Apresentação do caso clínico

Gestante de 29 semanas e 04 dias pela ultrassonografia realizada no primeiro trimestre, 17 anos, negra, estudante, procedente e residente em Vassouras, Rio de Janeiro, procurou ambulatório de obstetrícia encaminhada pela estratégia de saúde da família devido à pressão arterial elevada (160 x 100 mmHg e 140 x 90 mmHg) em duas consultas de pré-natal e epigastralgia há 10 dias. Paciente primigesta (G1 P0 A0), com USG realizado com 10 semanas, evidenciando gestação gemelar. Nega doenças prévias e alergias.

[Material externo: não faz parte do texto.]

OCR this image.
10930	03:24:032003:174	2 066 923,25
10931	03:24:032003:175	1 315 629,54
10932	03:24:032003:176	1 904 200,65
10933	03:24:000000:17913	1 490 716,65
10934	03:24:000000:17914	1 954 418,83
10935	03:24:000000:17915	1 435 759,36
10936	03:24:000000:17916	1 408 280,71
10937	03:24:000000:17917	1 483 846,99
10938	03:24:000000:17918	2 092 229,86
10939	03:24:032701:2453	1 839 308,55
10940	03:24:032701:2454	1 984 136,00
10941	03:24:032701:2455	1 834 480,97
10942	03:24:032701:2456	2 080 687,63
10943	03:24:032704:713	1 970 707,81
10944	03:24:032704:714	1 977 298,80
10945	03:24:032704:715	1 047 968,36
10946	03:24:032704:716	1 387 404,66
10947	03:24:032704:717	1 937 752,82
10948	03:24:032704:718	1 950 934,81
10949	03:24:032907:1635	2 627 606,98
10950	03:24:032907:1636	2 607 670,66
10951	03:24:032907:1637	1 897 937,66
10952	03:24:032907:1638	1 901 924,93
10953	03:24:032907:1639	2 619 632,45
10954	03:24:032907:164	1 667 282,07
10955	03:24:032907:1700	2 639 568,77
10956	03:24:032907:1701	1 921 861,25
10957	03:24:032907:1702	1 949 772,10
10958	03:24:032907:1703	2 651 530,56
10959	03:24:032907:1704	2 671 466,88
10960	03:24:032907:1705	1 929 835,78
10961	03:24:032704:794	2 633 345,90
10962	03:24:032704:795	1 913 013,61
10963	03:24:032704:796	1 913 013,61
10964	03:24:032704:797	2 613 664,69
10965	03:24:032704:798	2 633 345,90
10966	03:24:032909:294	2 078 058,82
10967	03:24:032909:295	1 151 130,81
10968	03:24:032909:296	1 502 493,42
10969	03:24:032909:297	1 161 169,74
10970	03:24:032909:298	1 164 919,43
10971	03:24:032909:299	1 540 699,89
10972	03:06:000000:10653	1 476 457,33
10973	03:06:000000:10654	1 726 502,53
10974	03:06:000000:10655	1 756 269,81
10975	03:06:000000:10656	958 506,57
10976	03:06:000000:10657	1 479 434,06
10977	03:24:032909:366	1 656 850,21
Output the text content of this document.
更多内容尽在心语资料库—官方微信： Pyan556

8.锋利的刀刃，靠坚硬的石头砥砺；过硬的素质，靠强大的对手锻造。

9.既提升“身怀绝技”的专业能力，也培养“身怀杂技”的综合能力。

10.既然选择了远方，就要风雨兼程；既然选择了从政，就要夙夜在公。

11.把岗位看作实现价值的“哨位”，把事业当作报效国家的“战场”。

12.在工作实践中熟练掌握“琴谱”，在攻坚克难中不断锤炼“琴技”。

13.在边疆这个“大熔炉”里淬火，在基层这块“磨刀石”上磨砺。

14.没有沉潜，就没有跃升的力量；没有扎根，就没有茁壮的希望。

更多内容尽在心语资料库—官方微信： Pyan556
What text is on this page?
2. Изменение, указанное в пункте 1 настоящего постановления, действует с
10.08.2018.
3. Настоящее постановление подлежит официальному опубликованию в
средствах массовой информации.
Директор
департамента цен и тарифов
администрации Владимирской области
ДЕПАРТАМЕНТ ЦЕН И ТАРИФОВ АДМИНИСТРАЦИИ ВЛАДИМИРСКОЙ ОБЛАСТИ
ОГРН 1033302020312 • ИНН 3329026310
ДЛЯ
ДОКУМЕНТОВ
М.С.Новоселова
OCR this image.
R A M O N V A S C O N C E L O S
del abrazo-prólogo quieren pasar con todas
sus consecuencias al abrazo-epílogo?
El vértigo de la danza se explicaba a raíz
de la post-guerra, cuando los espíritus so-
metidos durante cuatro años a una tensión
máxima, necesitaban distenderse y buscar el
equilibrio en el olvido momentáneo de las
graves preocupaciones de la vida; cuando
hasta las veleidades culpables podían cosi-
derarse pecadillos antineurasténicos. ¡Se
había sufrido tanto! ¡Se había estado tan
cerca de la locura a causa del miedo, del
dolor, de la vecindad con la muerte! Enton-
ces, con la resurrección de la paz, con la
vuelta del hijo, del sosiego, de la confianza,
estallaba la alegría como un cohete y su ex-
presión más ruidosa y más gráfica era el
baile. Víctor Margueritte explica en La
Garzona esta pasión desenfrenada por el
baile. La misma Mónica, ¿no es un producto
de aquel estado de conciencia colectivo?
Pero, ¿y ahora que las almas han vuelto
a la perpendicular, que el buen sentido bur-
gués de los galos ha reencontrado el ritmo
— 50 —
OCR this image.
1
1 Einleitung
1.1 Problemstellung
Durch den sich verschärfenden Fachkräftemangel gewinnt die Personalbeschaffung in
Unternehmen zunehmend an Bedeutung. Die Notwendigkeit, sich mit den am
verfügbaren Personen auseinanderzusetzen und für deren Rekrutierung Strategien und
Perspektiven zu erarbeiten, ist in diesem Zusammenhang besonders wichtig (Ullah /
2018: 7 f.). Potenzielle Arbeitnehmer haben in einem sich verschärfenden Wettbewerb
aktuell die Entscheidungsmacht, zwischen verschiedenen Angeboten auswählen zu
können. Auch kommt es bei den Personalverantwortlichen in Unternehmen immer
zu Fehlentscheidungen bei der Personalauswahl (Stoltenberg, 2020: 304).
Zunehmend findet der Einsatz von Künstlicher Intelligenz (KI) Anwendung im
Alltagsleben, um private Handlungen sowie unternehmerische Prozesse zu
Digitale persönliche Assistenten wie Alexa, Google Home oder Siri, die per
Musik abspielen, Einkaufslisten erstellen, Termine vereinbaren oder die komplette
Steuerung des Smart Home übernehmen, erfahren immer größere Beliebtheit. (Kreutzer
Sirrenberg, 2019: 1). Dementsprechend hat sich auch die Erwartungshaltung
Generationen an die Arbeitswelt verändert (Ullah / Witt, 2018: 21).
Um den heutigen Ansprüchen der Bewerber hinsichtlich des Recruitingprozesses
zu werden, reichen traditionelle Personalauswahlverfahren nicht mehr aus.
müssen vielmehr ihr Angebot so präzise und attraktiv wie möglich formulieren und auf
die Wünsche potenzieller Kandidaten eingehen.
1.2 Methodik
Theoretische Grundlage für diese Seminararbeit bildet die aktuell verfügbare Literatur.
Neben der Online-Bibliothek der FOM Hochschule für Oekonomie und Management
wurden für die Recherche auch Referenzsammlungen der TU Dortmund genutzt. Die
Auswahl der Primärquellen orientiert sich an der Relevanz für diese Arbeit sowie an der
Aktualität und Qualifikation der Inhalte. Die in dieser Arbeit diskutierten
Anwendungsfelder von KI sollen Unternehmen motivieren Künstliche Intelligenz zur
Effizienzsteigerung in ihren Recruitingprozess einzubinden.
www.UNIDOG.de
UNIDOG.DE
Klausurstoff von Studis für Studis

Relata que a mãe teve diagnóstico de eclâmpsia em sua última gestação há 12 anos, demais membros da família hígidos.

Exame físico

Ao exame físico, a paciente encontrava-se em bom estado geral, lúcida e orientada no tempo e no espaço, afebril (36,8ºC), acianótica, anictérica, hidratada, hipocorada (2+/4+), eupneica (FR: 17 irpm), taquicardica (FC: 106 bpm), hipertensa (150 x 100 mmHg), saturando a 99%. Aparelho respiratório com murmúrio vesicular universalmente audível, sem ruídos adventícios. Aparelho cardiovascular com ritmo cardíaco regular em dois tempos, sem sopros ou extrassístoles. Abdome gravídico, peristáltico, timpânico, sem visceromegalias, com altura de fundo de útero 29cm, dorso à direita, situação longitudinal, apresentação cefálica, não insinuado, sem dor a palpação superficial e profunda. Membros inferiores com edema 2+/4+, panturrilhas livres, pulsos palpáveis e simétricos.

Suspeitas diagnósticas

            Suspeita 1: Pré-eclâmpsia grave

            Suspeita 2: Pré-eclâmpsia leve

Exames complementares

Foi prescrito metildopa 250mg de 8 em 8 horas e solicitado exames laboratoriais para avaliação do comprometimento sistêmico da paciente e retorno com os exames em uma semana. Os exames solicitados foram: hemograma, TGO/AST, TGP/ALT, LDH, ureia, creatinina e EAS. Na consulta de retorno foram avaliados os exames: hematócrito 28%, hemoglobina 9,8g/dL, com presença de esquizocitos na hematoscopia, leucograma 6750/mm³ com diferenciais dentro dos valores de normalidade, plaquetas 95.000/mm³; TGO/AST 87 U/L, TGP/ALT 115 U/L, LDH 650 UI/L, ureia 30 mg/dl, creatinina 1,0 mg/dl, EAS evidenciando proteinúria 2+/4+.

Diagnóstico e tratamento

Diante dos resultados dos exames solicitados a paciente foi diagnosticada com Síndrome HELLP (anemia hemolítica, elevação das enzimas hepáticas e trombocitopenia) a enquadrando em pré-eclâmpsia grave.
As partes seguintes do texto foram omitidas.